A group representing the American Society of Safety Engineers (ASSE) told OSHA officials at a hearing in Chicago last week that an ergonomics standard is needed, but not the one proposed by OSHA.
Representing ASSE, John Cheffer, CSP, and chair of the ASSE Governmental Affairs Committee, testified, "We believe there needs to be an ergonomics standard. However, ASSE is concerned that the flaws in the proposed rule such as the single incident trigger and its interference with established state workers'' compensation programs may result in the rejection of the entire standard. It''s just poor policy."
Cheffer expresses a need for a stand-alone ergonomic standard, but outlined several major concerns that should be addressed before moving forward with the OSHA proposal.
Cheffer also noted that ASSE has provided OSHA with a counter ergonomics standard, based on input from its 33,000 members.

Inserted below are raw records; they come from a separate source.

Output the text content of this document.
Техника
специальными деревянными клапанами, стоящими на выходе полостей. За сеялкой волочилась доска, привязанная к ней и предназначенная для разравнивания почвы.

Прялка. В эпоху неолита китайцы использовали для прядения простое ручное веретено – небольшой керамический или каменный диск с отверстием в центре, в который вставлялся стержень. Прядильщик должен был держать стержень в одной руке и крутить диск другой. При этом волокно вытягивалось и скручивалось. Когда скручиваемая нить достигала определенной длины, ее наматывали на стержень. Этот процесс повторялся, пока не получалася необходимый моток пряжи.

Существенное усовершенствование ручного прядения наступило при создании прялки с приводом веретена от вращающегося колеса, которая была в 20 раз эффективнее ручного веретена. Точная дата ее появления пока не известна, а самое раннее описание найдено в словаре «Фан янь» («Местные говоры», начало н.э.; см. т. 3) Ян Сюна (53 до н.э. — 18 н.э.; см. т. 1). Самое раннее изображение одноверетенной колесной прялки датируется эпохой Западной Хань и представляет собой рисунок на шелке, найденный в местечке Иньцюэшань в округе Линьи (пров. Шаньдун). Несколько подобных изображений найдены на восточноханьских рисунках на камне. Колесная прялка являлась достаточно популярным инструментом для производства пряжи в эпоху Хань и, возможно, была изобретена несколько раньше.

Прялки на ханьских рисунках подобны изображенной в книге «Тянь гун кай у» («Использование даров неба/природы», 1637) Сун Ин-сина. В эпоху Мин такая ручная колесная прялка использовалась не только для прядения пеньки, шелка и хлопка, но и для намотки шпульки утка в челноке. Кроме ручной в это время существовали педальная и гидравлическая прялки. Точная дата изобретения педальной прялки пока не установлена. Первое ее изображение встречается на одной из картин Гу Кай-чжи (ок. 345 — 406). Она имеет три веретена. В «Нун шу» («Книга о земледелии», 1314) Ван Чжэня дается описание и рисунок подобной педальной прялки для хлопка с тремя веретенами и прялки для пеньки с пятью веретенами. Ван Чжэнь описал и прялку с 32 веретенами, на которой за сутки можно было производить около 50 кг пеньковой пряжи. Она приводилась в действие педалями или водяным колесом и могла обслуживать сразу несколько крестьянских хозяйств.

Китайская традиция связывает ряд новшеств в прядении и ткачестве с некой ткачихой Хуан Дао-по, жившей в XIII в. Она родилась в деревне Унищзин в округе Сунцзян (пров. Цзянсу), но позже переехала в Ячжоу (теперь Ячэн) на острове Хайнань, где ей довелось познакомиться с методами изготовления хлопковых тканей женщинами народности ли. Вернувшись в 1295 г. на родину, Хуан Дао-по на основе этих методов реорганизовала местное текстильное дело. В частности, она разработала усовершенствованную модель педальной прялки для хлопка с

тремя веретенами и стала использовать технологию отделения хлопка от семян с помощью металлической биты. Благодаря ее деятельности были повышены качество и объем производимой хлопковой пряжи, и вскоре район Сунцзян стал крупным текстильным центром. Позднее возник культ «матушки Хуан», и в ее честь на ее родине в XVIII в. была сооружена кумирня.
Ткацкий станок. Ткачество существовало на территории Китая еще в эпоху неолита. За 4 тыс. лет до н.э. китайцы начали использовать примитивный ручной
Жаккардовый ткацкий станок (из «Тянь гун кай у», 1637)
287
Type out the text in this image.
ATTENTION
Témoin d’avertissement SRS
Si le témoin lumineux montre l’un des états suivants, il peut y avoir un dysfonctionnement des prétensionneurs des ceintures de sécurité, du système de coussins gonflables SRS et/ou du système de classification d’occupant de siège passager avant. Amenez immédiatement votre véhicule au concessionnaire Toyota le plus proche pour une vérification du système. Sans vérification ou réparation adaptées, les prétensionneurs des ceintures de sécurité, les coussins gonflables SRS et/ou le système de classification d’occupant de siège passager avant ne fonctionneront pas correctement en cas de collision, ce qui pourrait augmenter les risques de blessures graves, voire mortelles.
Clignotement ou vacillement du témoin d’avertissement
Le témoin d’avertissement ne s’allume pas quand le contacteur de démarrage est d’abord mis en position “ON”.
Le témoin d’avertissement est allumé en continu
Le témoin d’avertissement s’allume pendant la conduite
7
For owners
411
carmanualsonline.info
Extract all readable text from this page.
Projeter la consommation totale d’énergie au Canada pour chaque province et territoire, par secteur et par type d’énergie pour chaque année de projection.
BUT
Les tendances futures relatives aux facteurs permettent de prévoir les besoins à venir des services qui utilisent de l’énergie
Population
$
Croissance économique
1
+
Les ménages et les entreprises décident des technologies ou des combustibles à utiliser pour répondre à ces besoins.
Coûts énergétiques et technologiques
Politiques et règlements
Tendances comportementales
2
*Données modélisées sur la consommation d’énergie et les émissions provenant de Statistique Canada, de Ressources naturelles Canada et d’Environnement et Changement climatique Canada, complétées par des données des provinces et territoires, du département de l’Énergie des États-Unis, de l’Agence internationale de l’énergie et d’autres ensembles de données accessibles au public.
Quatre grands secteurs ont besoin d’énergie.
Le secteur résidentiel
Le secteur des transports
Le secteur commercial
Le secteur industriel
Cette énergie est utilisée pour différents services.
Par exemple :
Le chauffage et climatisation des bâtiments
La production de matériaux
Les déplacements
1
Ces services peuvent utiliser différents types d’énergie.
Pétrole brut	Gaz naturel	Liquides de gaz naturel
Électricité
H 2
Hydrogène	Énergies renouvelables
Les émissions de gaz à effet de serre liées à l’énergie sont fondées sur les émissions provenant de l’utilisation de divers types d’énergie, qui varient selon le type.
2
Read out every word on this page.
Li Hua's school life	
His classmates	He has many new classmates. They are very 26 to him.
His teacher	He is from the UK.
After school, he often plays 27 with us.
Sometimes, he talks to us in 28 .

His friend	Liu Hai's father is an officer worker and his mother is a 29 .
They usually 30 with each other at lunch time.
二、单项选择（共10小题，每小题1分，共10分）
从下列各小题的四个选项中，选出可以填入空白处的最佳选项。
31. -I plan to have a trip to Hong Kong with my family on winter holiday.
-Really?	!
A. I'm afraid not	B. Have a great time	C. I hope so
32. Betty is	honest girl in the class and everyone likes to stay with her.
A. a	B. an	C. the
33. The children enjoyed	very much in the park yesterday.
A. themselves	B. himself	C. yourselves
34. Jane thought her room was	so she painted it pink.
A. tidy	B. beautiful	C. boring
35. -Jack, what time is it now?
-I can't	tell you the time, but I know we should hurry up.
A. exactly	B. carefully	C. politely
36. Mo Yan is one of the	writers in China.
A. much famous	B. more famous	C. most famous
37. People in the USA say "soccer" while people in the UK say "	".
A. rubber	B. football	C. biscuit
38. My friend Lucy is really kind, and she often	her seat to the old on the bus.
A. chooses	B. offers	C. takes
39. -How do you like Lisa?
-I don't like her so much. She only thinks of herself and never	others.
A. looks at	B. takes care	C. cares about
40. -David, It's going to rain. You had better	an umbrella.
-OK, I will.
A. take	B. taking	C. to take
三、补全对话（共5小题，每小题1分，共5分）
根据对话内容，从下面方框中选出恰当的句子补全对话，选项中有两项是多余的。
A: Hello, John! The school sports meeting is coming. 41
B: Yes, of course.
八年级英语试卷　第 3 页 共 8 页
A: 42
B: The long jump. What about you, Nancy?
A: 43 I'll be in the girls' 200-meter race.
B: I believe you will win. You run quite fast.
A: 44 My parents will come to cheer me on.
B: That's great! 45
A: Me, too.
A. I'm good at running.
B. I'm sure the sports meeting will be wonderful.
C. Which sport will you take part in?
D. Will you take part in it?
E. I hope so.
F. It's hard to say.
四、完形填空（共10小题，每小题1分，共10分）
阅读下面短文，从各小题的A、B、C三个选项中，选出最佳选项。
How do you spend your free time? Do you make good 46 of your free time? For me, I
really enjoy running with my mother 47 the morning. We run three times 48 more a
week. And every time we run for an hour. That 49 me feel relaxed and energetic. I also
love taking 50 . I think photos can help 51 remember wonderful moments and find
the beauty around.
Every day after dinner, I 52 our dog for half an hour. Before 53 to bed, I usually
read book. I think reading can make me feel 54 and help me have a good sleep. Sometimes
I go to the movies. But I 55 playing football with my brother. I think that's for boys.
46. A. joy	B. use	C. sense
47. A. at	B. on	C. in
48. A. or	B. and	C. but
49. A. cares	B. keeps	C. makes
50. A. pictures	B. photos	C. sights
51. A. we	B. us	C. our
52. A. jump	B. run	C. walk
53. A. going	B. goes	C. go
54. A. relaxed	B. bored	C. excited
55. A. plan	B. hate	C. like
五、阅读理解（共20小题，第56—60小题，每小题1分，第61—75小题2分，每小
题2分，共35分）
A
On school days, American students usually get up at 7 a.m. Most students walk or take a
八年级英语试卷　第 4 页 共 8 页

ASSE says its proposal offers a more reasonable and user friendly approach to the control of workplace musculoskeletal disorders (MSDs) and ergonomic exposures than the current OSHA proposal.
"Many of ASSE''s members, who work for all types of industries, have developed and implemented cutting edge ergonomic safety programs that have led to significant decreases in the number of workplace MSDs," said Cheffer.
ASSE is urging OSHA to develop a standard which enhances occupational safety and health, and leave the issue of payment for rehabilitation, social issues and workers'' compensation reengineering to the existing federal and state laws and regulations governing those areas.
"We have concerns about the apparent social engineering agenda contained in the current OSHA proposal which overshadows the prevention aspects of the standard," said Cheffer.
ASSE also wants OSHA to promulgate this as a safety standard, not as a health standard as they are proposing to do and believe that ergonomic injuries should not be treated in a different manner than other workplace injuries.
Last Thursday was the final day of public hearings scheduled by OSHA in Chicago on the proposed standard.
Hearings begin again in Portland, Ore., this week and end in Washington, D.C., in early May.
Once the hearings are concluded and comments are in from all the key stakeholders, Congress may hold additional hearings.
After that, it is expected that the OSHA ergonomic standard could become law by 2001, unless contested by a lawsuit.